Posted 4 November 2008 in Writing by Catriona
Okay, this rant is a clash between two of my current obsessions: Bones and sentence-level punctuation and grammar errors.
I’m not concerned about my obsession with Bones: it’s one of the few shows that we actually watch on telly, rather than waiting for the DVDs to come out, so it’s not much of an obsession. But the show is simultaneously grotesque and frequently hilarious, and I’ve always enjoyed David Boreanaz much more in comic roles.
(Angelus, for example, was much more fun than Angel—not that Angelus was funny. Well, in an incredibly dark sense, he was.)
The obsession with punctuation is not something I’ve kept secret.
I don’t claim for an instant that my writing is perfect at the sentence level. In fact, I know it’s not. Sometimes, when I look back over the past entries on the blog, I have to silently correct embarrassing mistakes that I should have spotted the first time around—especially in the live-blogging, though I tend to leave anything that’s not a factual error, to maintain the authenticity of the process.

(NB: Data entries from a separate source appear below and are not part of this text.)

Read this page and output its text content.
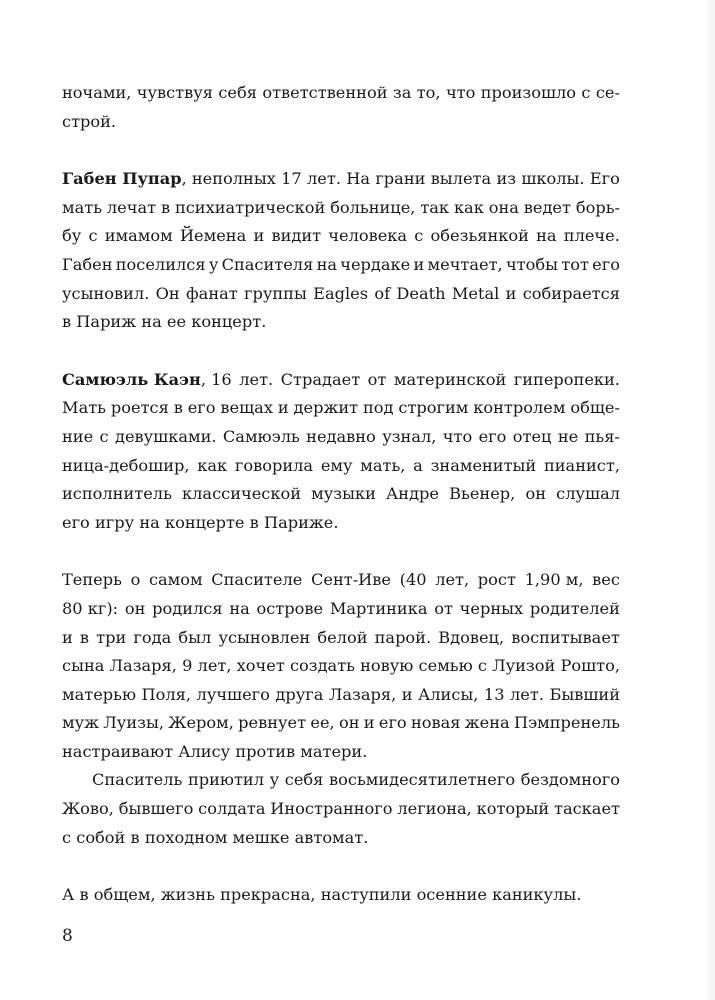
ночами, чувствуя себя ответственной за то, что произошло с се-
строй.
Габен Пупар, неполных 17 лет. На грани вылета из школы. Его
мать лечат в психиатрической больнице, так как она ведет борь-
бу с имамом Йемена и видит человека с обезьянкой на плече.
Габен поселился у Спасителя на чердаке и мечтает, чтобы тот его
усыновил. Он фанат группы Eagles of Death Metal и собирается
в Париж на ее концерт.
Самюэль Каэн, 16 лет. Страдает от материнской гиперопеки.
Мать роется в его вещах и держит под строгим контролем обще-
ние с девушками. Самюэль недавно узнал, что его отец не пья-
ница-дебошир, как говорила ему мать, а знаменитый пианист,
исполнитель классической музыки Андре Вьенер, он слушал
его игру на концерте в Париже.
Теперь о самом Спасителе Сент-Иве (40 лет, рост 1,90 м, вес
80 кг): он родился на острове Мартиника от черных родителей
и в три года был усыновлен белой парой. Вдовец, воспитывает
сына Лазаря, 9 лет, хочет создать новую семью с Луизой Рошто,
матерью Поля, лучшего друга Лазаря, и Алисы, 13 лет. Бывший
муж Луизы, Жером, ревнует ее, он и его новая жена Пэмпренель
настраивают Алису против матери.
Спаситель приютил у себя восьмидесятилетнего бездомного
Жово, бывшего солдата Иностранного легиона, который таскает
с собой в походном мешке автомат.
А в общем, жизнь прекрасна, наступили осенние каникулы.
8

But I maintain that it is at least competent.
And for five years or more, I’ve been teaching writing courses that rarely extend beyond the paragraph level, so I’ve become more and more attuned to spotting sentence-level errors—largely, of course, the more common errors.

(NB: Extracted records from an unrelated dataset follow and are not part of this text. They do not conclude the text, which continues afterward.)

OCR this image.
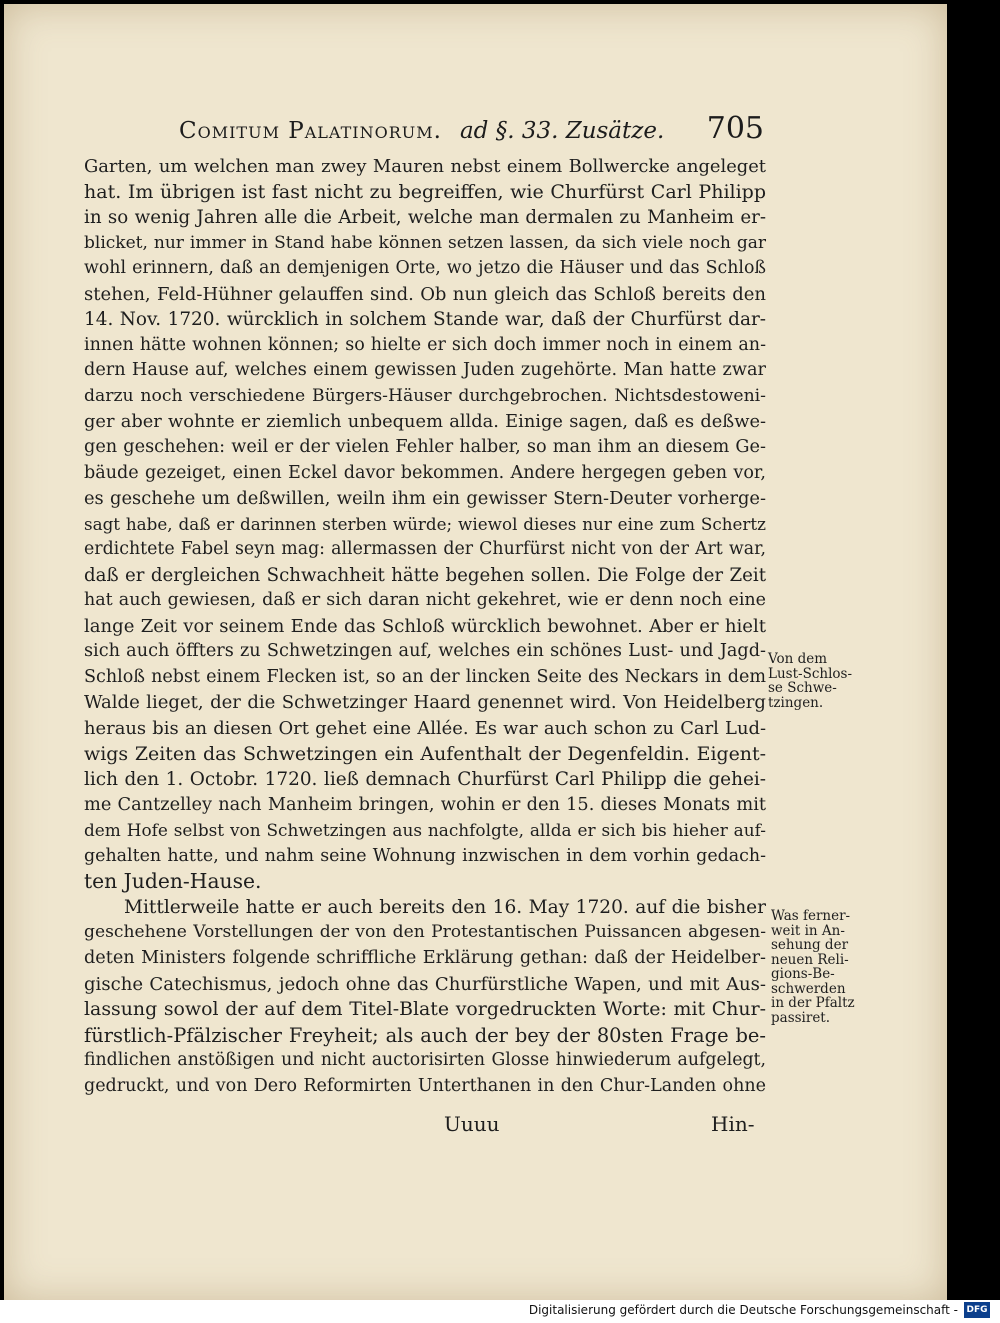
Comitum Palatinorum. ad §. 33. Zusätze. 705
Garten, um welchen man zwey Mauren nebst einem Bollwercke angeleget
hat. Im übrigen ist fast nicht zu begreiffen, wie Churfürst Carl Philipp
in so wenig Jahren alle die Arbeit, welche man dermalen zu Manheim er-
blicket, nur immer in Stand habe können setzen lassen, da sich viele noch gar
wohl erinnern, daß an demjenigen Orte, wo jetzo die Häuser und das Schloß
stehen, Feld-Hühner gelauffen sind. Ob nun gleich das Schloß bereits den
14. Nov. 1720. würcklich in solchem Stande war, daß der Churfürst dar-
innen hätte wohnen können; so hielte er sich doch immer noch in einem an-
dern Hause auf, welches einem gewissen Juden zugehörte. Man hatte zwar
darzu noch verschiedene Bürgers-Häuser durchgebrochen. Nichtsdestoweni-
ger aber wohnte er ziemlich unbequem allda. Einige sagen, daß es deßwe-
gen geschehen: weil er der vielen Fehler halber, so man ihm an diesem Ge-
bäude gezeiget, einen Eckel davor bekommen. Andere hergegen geben vor,
es geschehe um deßwillen, weiln ihm ein gewisser Stern-Deuter vorherge-
sagt habe, daß er darinnen sterben würde; wiewol dieses nur eine zum Schertz
erdichtete Fabel seyn mag: allermassen der Churfürst nicht von der Art war,
daß er dergleichen Schwachheit hätte begehen sollen. Die Folge der Zeit
hat auch gewiesen, daß er sich daran nicht gekehret, wie er denn noch eine
lange Zeit vor seinem Ende das Schloß würcklich bewohnet. Aber er hielt
sich auch öffters zu Schwetzingen auf, welches ein schönes Lust- und Jagd-
Schloß nebst einem Flecken ist, so an der lincken Seite des Neckars in dem
Walde lieget, der die Schwetzinger Haard genennet wird. Von Heidelberg
heraus bis an diesen Ort gehet eine Allée. Es war auch schon zu Carl Lud-
wigs Zeiten das Schwetzingen ein Aufenthalt der Degenfeldin. Eigent-
lich den 1. Octobr. 1720. ließ demnach Churfürst Carl Philipp die gehei-
me Cantzelley nach Manheim bringen, wohin er den 15. dieses Monats mit
dem Hofe selbst von Schwetzingen aus nachfolgte, allda er sich bis hieher auf-
gehalten hatte, und nahm seine Wohnung inzwischen in dem vorhin gedach-
ten Juden-Hause.
Mittlerweile hatte er auch bereits den 16. May 1720. auf die bisher
geschehene Vorstellungen der von den Protestantischen Puissancen abgesen-
deten Ministers folgende schriffliche Erklärung gethan: daß der Heidelber-
gische Catechismus, jedoch ohne das Churfürstliche Wapen, und mit Aus-
lassung sowol der auf dem Titel-Blate vorgedruckten Worte: mit Chur-
fürstlich-Pfälzischer Freyheit; als auch der bey der 80sten Frage be-
findlichen anstößigen und nicht auctorisirten Glosse hinwiederum aufgelegt,
gedruckt, und von Dero Reformirten Unterthanen in den Chur-Landen ohne
Von dem
Lust-Schlos-
se Schwe-
tzingen.
Was ferner-
weit in An-
sehung der
neuen Reli-
gions-Be-
schwerden
in der Pfaltz
passiret.
Uuuu	Hin-
Digitalisierung gefördert durch die Deutsche Forschungsgemeinschaft - DFG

And today those two obsessions clashed horribly, when I was looking up the details on a forthcoming episode of Bones on Your TV:
The Pain in the Heart
9.30pm – 10.30pm Seven
Monday 10 November 2008
In an episode that will rock the lab to it’s core, a well known serial killer strikes again and when crutial evidence mysteriously goes missing, every Jeffersonian employee becomes a suspect.

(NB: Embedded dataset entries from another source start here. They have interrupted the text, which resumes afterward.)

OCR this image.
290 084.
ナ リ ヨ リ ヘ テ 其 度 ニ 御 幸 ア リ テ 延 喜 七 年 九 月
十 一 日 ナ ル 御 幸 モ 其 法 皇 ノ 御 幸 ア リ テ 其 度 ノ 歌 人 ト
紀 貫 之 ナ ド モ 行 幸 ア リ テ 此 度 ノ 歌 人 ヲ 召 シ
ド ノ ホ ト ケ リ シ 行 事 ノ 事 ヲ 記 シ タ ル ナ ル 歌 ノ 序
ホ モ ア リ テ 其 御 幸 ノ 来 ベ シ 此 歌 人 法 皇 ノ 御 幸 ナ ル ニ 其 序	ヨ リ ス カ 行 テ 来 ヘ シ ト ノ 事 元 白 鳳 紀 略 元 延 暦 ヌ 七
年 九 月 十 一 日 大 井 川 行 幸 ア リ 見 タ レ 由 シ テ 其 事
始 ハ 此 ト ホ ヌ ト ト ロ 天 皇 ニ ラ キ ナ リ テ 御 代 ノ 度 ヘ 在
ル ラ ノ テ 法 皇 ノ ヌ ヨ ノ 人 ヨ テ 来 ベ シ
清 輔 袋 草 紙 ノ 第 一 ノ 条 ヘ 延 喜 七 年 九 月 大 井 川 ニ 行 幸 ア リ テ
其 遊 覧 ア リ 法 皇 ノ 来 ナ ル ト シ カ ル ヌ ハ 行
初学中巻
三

The odd thing is that I’ve never noticed this quantity of errors on the site before.
I could let the absence of a hyphen in the compound adjective slide.
But that mistake with “its”? That’s basic—and it’s not that difficult to distinguish between the two uses. Though we all type the wrong one occasionally, it’s not too tricky to correct any errors on a read-through.
And the misspelling of “crucial”? Oh, lord.
In the courses that I teach, we have a draconian attitude towards spelling errors because, as we emphasise each semester, nothing will ruin your credibility with a reader faster than a spelling error.
That’s certainly true here—especially since any computer-based spell checker would have picked that one up.